On the other hand, Kim Yo Jong, vice department director of the Central Committee of the WPK, decried the South Korea’s audacious initiative as an “absurd dream.” She criticized that the audacious initiative is not a new one, but a replica of previous Lee Myung Bak administration’s “denuclearization, opening and 3,000”—if North Korea starts denuclearization and opening up, the South Korean government will raise its per capita income to the level of $3,000 within ten years by expanding investment in North Korea—and noted that the North Korean government would not barter economic cooperation for nukes. It is noticeable that she adopted the term an honor (kukche), to express their priority on nuclear weapons. If that is the case, the North Korean government can undermine the credibility of their will to negotiate for denuclearization of the past and future possibilities themselves.

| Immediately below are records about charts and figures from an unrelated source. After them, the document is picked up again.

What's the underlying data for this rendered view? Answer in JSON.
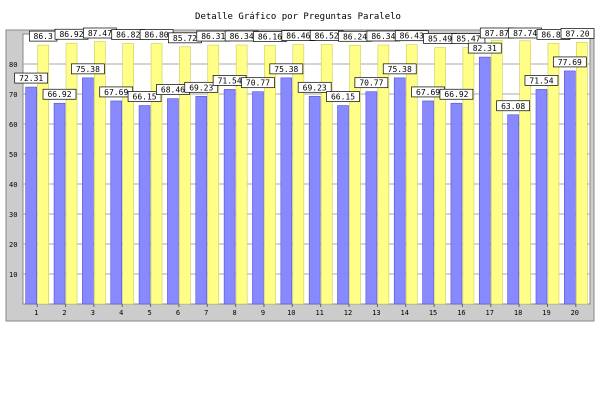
{
  "chart_data": {
    "type": "bar",
    "title": "Detalle Gráfico por Preguntas Paralelo",
    "xlabel": "",
    "ylabel": "",
    "ylim": [
      0,
      90
    ],
    "y_ticks": [
      10,
      20,
      30,
      40,
      50,
      60,
      70,
      80
    ],
    "grid": true,
    "legend": "none",
    "categories": [
      "1",
      "2",
      "3",
      "4",
      "5",
      "6",
      "7",
      "8",
      "9",
      "10",
      "11",
      "12",
      "13",
      "14",
      "15",
      "16",
      "17",
      "18",
      "19",
      "20"
    ],
    "series": [
      {
        "color": "#8888ff",
        "values": [
          72.31,
          66.92,
          75.38,
          67.69,
          66.15,
          68.46,
          69.23,
          71.54,
          70.77,
          75.38,
          69.23,
          66.15,
          70.77,
          75.38,
          67.69,
          66.92,
          82.31,
          63.08,
          71.54,
          77.69
        ]
      },
      {
        "color": "#ffff88",
        "values": [
          86.3,
          86.92,
          87.47,
          86.82,
          86.8,
          85.72,
          86.31,
          86.34,
          86.16,
          86.46,
          86.52,
          86.24,
          86.34,
          86.43,
          85.49,
          85.47,
          87.87,
          87.74,
          86.88,
          87.2
        ]
      }
    ],
    "value_labels": [
      [
        "72.31",
        "66.92",
        "75.38",
        "67.69",
        "66.15",
        "68.46",
        "69.23",
        "71.54",
        "70.77",
        "75.38",
        "69.23",
        "66.15",
        "70.77",
        "75.38",
        "67.69",
        "66.92",
        "82.31",
        "63.08",
        "71.54",
        "77.69"
      ],
      [
        "86.3",
        "86.92",
        "87.47",
        "86.82",
        "86.80",
        "85.72",
        "86.31",
        "86.34",
        "86.16",
        "86.46",
        "86.52",
        "86.24",
        "86.34",
        "86.43",
        "85.49",
        "85.47",
        "87.87",
        "87.74",
        "86.88",
        "87.20"
      ]
    ],
    "colors": {
      "background": "#cccccc",
      "border": "#888888",
      "grid": "#aaaaaa",
      "label_box": "#ffffff"
    }
  }
}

Military Cooperation against North Korea


There were several military efforts to counter North Korean nuclear threats. Following the July 11 South Korea-US-Japan Trilateral Ministerial Meeting in Singapore, Souht Korea Navy joined in a missile warning and ballistic missile search and tracking exercise in Hawaii. Notably, unlike the other two countries, Japan’s Ministry of Defense officially released that this trilateral cooperation of defense exercise was designed to respond to North Korea’s challenges. On the other hand, from August 16 to August 17, two delegations from South Korea and US held the 21st meeting of the Korea-US Integrated Defense dialogue in Seoul. During the meeting, both sides reaffirmed the solidarity of the bilateral alliance cooperation with a common goal of complete denuclearization in the Korean Peninsula. From August 22, Korea and the US military begin joint exercise (UFS) to enhance combined defense readiness. Furthermore, Defense Ministry embarked on map exercise with related ministries to counter North Korean nuclear and WMD threats on Ulchi Freedom Shield Exercise. Minister Lee, noting that Korean Peninsula is now under a more severe security situation than ever due to various missile launches and preparations for the 7th nuclear test, stressed the importance of maintaining the firm South Korea-US combined defense posture for deterring North Korea's nuclear and WMD and working together to ensure the US’ promises of extended deterrence.

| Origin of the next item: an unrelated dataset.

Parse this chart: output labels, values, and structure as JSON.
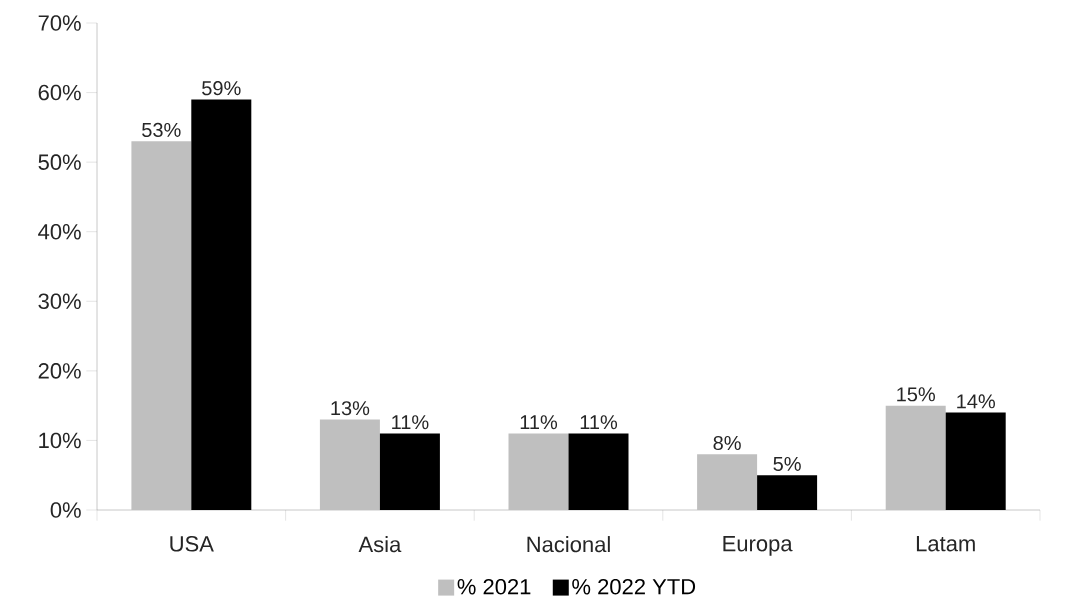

Although North Korea analyzed that the US exploited the South Korea-US joint exercise to pursue geopolitical interests and form a “new front” against China, they did not show an immediate and direct response against a series of military measures. Considering the recent aggressive tone of North Korea against the Yun administration, it is surprising that North Korea did not react with nuclear threat. Nevertheless, North Korea is likely to develop or revise the concept of nuclear weapons as an unnegotiable subject and accordingly further North Korean nuclear provocations could be highly escalated.   



Minah Kang is a Ph.D. candidate in the Department of Political Science at Johns Hopkins University. Her research interests include International Influences on Domestic Politics, State-Society Relations, Political Exclusion, Identity and Otherness, Global History of Cold War and East Asia, and Korean War. She has obtained her B.A. Political Science and International Relations & Women’s studies and M.A. in Political Science and International Relations at Ewha Womans University.